Essas empresas, sendo contemporâneas ou não, possuem pequenos fornos e tratam artistas como se fossem “apertadores de botões”, como se fosse fácil substituir os operários-artistas das vidrarias manuais. Para tentar manter o lucro compatível com as grandes empresas, esses patrões mantêm uma opressão e exploração inaceitáveis.

Mas, esses operários-artistas, que transformam vidro derretido em decorações únicas e inigualáveis, estão sempre na luta e nas mobilizações do Sindicato dos Vidreiros de São Paulo.

Fatidicamente as pequenas vidrarias manuais tendem a se apequenarem frente à tecnologia fria que copia, sem sentimento ou humanidade, diferente das peças produzidas pelas mãos dos operários-artistas.

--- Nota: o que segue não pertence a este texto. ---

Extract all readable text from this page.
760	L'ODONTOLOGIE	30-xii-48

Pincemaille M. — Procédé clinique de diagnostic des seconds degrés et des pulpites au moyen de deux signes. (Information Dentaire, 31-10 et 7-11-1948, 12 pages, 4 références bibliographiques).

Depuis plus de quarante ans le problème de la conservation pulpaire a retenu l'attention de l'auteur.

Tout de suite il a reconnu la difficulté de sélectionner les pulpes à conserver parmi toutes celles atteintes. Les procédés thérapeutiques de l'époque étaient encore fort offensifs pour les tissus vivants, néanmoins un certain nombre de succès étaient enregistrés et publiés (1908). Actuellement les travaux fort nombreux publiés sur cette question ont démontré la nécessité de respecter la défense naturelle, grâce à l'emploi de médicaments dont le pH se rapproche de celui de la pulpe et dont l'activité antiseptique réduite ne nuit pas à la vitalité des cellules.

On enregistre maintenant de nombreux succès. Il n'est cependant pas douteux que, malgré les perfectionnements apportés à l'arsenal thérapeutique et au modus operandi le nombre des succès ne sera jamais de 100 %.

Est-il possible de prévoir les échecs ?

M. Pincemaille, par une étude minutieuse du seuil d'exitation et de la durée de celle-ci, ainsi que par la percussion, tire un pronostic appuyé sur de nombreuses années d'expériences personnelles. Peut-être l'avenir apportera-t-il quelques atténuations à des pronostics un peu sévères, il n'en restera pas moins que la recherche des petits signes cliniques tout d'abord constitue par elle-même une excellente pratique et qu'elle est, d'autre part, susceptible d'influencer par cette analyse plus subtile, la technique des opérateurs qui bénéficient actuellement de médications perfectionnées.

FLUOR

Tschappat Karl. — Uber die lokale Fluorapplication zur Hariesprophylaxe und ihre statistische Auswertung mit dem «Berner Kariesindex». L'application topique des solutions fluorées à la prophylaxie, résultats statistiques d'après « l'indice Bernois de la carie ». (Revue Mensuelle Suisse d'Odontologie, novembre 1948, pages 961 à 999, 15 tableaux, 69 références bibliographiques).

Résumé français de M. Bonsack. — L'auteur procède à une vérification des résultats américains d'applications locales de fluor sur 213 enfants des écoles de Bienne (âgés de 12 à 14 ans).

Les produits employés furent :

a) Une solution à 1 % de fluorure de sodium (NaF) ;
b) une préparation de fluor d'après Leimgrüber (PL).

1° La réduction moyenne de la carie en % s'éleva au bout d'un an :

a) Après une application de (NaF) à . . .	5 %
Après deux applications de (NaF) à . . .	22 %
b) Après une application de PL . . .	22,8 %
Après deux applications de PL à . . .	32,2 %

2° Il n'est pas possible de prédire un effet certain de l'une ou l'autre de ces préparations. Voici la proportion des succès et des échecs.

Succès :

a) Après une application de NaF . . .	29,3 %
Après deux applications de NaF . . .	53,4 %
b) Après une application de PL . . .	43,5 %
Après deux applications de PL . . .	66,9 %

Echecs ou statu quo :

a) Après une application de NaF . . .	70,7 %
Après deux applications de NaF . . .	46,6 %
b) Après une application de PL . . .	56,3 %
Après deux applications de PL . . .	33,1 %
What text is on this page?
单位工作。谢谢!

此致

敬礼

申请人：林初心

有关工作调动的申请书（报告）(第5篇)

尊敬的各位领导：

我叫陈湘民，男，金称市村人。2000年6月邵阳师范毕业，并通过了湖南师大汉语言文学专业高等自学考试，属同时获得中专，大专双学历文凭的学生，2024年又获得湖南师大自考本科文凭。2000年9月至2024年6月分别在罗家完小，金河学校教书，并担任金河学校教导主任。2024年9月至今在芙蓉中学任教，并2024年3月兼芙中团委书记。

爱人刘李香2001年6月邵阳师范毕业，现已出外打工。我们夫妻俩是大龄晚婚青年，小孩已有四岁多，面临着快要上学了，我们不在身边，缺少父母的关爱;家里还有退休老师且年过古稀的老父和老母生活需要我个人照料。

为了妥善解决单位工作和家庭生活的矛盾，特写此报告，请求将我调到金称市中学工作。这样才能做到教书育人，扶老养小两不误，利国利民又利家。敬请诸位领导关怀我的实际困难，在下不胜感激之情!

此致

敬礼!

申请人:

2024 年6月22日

Que as fábricas de vidros manuais se transformem em ateliês, que os novos tempos superem a crueldade da competição do homem contra a máquina. Que esses operários-artistas sobrevivam e com eles a arte da fabricação manual em vidro nunca morra.

* Almir Maciel é operário vidreiro e Diretor do Sindicato dos Vidreiros de São Paulo.